Wood and KBR inked a multimillion-dollar contract to deliver integrated front-end engineering design (FEED) for Shell Australia's Crux project to build a not-normally-manned (NNM) platform and gas export pipeline located approximately 600 km north of Broome, offshore Western Australia (WA). The Crux field water depth is 110 to 170 m.
The Crux facilities will be an important source of backfill gas supply to the Shell-operated Prelude floating liquefied natural gas (FLNG) facility. The minimum facilities NNM platform for Crux will dry the gas and export the gas/condensate to Prelude via a new 160-km multiphase gas pipeline. The platform will be operated remotely from the Prelude FLNG facility and will only require periodic maintenance visits, significantly reducing the operational safety exposure to staff.
The services will be delivered over 18 months by Wood and KBR's engineering and project management teams in Perth, WA, supported by Wood's Kuala Lumpur resource base. The teams will provide a single integrated FEED for the Crux topsides, jacket, export pipeline, and subsea pipeline end manifold.
In the 4Q 2018 investor report, Shell CEO Ben Van Beurden said that four of the seven wells at Prelude have been opened.
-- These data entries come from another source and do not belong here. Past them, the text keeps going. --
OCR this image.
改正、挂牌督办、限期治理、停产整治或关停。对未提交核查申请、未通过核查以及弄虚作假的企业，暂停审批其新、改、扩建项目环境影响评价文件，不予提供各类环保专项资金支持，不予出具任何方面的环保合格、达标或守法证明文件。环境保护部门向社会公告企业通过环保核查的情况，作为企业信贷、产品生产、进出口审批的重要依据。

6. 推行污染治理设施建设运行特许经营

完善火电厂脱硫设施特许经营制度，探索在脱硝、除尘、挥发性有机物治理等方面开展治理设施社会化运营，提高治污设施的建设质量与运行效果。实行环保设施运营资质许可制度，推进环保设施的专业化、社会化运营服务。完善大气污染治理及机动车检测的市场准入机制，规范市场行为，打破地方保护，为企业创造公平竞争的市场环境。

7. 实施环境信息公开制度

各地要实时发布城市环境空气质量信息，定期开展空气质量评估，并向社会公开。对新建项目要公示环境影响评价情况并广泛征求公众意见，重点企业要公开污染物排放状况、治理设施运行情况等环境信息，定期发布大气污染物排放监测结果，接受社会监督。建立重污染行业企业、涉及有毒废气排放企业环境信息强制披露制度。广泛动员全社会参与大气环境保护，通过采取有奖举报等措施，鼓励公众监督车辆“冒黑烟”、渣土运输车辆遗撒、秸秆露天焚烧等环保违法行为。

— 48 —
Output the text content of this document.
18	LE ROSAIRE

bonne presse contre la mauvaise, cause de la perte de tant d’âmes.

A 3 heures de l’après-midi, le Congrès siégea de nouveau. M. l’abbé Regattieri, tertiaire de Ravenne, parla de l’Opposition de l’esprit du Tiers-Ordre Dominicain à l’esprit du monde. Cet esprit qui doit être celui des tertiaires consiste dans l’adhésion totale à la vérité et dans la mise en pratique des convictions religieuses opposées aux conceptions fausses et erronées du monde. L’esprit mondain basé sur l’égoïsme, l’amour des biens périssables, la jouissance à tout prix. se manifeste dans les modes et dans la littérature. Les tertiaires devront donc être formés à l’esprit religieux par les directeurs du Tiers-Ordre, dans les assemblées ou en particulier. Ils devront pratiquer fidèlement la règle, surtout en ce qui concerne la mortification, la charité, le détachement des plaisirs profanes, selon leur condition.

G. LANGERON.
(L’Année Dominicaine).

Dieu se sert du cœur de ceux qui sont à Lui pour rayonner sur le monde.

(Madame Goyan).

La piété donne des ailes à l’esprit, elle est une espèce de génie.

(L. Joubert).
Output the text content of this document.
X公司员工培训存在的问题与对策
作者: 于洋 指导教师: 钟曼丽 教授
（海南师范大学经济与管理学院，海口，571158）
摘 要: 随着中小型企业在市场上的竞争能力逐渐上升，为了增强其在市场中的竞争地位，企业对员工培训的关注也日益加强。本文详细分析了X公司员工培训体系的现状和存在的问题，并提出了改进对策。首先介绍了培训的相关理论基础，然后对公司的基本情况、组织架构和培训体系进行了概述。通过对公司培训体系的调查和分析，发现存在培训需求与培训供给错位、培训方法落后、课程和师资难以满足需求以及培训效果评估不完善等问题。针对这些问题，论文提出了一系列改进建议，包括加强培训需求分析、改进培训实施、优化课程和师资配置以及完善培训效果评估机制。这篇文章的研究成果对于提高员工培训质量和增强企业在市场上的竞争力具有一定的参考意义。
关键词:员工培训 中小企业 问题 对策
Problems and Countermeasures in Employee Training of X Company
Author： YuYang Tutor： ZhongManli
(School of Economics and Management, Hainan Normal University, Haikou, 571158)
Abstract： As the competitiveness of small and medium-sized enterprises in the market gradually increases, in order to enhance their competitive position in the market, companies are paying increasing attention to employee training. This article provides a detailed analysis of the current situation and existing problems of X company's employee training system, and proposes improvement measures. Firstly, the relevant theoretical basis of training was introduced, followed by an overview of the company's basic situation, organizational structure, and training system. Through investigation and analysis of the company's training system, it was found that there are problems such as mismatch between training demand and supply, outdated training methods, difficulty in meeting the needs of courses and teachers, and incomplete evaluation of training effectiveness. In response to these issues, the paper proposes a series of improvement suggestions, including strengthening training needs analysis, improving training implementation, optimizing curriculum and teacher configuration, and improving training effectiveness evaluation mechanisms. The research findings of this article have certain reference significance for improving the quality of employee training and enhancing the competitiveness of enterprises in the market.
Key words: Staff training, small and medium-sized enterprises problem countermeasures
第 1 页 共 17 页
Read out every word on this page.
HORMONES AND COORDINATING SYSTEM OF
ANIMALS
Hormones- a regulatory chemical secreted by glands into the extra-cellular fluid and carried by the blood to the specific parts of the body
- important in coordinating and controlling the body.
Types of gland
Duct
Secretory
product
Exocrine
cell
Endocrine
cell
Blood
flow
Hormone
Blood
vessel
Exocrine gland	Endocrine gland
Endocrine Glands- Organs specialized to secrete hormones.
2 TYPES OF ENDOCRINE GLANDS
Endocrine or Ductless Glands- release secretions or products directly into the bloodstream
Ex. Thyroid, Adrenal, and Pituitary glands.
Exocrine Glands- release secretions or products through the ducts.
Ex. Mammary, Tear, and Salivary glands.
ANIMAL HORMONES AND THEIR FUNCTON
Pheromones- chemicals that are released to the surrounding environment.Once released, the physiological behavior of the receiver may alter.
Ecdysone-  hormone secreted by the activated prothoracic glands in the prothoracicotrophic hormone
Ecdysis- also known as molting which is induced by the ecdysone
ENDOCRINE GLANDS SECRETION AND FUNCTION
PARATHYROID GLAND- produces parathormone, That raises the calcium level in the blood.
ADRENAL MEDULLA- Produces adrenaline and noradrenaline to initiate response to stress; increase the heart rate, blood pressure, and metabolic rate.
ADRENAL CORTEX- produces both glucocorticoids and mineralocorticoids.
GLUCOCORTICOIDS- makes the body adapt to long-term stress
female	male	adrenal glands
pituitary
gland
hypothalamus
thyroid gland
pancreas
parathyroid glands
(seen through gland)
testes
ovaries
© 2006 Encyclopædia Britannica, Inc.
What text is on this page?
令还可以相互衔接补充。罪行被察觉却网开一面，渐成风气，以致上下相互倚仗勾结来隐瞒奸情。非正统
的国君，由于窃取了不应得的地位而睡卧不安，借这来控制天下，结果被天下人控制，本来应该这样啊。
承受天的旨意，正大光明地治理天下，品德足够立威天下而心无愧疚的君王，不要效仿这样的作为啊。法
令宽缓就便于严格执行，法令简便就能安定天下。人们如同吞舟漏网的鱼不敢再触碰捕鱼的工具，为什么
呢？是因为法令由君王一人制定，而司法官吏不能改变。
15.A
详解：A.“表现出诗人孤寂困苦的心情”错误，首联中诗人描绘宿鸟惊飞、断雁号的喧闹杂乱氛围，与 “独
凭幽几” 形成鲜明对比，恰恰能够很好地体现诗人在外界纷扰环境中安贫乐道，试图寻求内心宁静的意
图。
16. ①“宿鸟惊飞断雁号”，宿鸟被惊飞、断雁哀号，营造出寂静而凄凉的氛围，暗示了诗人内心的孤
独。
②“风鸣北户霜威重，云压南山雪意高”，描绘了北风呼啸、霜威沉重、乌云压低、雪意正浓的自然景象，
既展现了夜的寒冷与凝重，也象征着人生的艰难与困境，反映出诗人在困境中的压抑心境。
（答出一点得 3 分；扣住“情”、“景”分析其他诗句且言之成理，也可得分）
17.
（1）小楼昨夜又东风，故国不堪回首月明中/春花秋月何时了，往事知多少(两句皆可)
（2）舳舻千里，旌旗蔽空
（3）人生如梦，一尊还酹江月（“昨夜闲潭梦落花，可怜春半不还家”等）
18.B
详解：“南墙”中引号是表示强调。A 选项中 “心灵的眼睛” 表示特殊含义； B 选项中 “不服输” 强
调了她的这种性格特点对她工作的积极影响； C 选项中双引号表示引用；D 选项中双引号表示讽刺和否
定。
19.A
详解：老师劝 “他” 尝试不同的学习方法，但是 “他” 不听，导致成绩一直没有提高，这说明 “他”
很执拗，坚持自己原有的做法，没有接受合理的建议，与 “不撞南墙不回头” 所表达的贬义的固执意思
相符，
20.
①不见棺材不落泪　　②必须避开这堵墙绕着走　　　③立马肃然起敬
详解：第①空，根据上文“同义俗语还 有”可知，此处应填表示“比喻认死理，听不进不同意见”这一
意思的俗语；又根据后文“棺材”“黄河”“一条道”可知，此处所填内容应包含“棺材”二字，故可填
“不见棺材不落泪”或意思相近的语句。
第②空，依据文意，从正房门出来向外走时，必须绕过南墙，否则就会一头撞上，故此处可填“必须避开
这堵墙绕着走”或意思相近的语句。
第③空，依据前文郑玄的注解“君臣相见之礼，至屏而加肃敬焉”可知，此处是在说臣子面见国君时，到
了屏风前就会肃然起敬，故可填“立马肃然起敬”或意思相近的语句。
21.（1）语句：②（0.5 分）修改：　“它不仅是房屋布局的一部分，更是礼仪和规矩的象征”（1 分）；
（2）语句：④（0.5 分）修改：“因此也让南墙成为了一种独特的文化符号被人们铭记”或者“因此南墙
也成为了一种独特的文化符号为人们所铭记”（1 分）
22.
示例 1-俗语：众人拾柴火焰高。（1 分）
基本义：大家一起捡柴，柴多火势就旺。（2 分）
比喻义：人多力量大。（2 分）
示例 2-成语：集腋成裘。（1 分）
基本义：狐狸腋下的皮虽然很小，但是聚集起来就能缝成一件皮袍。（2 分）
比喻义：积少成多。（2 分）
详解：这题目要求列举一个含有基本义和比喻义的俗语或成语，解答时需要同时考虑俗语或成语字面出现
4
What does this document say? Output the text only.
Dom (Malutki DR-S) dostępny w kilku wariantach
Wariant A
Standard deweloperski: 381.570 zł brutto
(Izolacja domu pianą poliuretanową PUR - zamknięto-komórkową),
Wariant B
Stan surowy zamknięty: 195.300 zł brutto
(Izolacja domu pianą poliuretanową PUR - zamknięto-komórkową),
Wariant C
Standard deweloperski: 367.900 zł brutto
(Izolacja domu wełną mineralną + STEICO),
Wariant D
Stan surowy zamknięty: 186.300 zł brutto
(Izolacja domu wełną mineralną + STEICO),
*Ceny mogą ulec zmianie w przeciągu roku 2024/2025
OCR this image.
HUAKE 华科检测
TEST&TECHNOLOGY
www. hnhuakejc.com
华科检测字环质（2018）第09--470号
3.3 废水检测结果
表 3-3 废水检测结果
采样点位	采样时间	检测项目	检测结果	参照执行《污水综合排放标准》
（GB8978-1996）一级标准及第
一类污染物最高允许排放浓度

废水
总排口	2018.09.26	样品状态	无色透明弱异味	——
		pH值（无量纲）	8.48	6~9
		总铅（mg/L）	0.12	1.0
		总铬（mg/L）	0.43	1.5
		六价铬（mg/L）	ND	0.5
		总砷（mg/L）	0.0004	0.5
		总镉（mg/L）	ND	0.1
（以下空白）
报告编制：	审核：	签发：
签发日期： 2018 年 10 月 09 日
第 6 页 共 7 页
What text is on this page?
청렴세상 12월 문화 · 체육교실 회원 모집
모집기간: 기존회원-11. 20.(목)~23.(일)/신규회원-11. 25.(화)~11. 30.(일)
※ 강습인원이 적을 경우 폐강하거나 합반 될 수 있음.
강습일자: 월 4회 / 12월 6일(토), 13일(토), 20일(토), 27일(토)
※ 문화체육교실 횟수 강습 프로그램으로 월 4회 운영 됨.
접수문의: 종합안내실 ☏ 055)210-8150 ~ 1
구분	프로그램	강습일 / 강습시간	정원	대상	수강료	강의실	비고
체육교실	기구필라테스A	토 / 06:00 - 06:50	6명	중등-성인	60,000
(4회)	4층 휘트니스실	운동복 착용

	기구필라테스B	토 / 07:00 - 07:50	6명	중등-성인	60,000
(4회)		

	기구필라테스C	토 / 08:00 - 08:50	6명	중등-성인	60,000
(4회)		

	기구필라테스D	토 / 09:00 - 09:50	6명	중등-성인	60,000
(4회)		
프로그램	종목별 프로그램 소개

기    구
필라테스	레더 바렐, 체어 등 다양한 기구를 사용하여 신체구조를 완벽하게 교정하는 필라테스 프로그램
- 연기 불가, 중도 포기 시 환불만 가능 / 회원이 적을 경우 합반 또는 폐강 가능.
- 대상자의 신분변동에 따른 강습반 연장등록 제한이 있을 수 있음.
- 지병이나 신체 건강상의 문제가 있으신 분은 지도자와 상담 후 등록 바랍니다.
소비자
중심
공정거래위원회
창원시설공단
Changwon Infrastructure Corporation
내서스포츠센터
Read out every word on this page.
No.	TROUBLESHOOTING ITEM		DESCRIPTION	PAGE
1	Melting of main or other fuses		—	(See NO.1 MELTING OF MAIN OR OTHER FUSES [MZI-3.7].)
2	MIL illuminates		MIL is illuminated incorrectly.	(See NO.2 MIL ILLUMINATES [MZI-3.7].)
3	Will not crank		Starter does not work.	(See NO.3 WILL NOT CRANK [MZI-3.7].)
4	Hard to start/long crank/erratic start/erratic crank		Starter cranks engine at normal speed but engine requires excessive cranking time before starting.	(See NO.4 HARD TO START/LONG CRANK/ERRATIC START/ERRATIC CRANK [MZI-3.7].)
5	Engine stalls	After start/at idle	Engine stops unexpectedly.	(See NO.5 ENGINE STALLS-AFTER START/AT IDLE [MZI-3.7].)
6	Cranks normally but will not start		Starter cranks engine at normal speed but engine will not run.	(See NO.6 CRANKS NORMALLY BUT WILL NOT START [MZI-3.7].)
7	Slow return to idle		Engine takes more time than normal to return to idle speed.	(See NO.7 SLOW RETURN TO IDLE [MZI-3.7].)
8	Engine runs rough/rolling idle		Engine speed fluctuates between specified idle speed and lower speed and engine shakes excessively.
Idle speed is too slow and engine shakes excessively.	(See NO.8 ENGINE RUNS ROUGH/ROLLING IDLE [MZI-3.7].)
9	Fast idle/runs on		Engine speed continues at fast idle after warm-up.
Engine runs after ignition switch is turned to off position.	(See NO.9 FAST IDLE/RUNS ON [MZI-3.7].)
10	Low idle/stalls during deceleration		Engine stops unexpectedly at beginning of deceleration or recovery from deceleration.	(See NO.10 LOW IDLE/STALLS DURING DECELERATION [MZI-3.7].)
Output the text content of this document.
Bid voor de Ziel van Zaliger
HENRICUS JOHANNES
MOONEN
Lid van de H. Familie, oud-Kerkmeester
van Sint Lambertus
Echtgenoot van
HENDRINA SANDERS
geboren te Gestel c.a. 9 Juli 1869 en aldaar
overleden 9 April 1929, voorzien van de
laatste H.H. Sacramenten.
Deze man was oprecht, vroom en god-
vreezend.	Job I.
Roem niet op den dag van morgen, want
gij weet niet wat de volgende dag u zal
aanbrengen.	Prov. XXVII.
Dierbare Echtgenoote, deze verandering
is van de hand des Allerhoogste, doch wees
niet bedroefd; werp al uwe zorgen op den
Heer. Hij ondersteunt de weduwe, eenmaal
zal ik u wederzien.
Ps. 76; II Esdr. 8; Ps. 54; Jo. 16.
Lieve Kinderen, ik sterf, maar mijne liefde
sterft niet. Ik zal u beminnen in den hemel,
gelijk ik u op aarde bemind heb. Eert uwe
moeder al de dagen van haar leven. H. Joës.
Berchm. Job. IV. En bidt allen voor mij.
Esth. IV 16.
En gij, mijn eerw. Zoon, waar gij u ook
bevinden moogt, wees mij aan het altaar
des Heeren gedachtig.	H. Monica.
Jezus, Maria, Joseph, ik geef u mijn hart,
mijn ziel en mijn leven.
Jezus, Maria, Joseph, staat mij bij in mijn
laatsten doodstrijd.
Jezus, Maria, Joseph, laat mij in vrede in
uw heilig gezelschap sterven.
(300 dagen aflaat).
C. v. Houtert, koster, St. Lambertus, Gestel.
Commissioning and startup of the rest of the Prelude facilities “are progressing.” He added, “At the same time, we are producing condensate and preparing for the first condensate cargo to be loaded and later the first LNG cargo.
When fully operational, Prelude is expected to produce 3.6 mtpa of LNG and 1.7 million tonnes of natural gas liquids per year.
Shell Australia is the operator of the Crux field with SGH Energy and Osaka Gas as joint venture participants.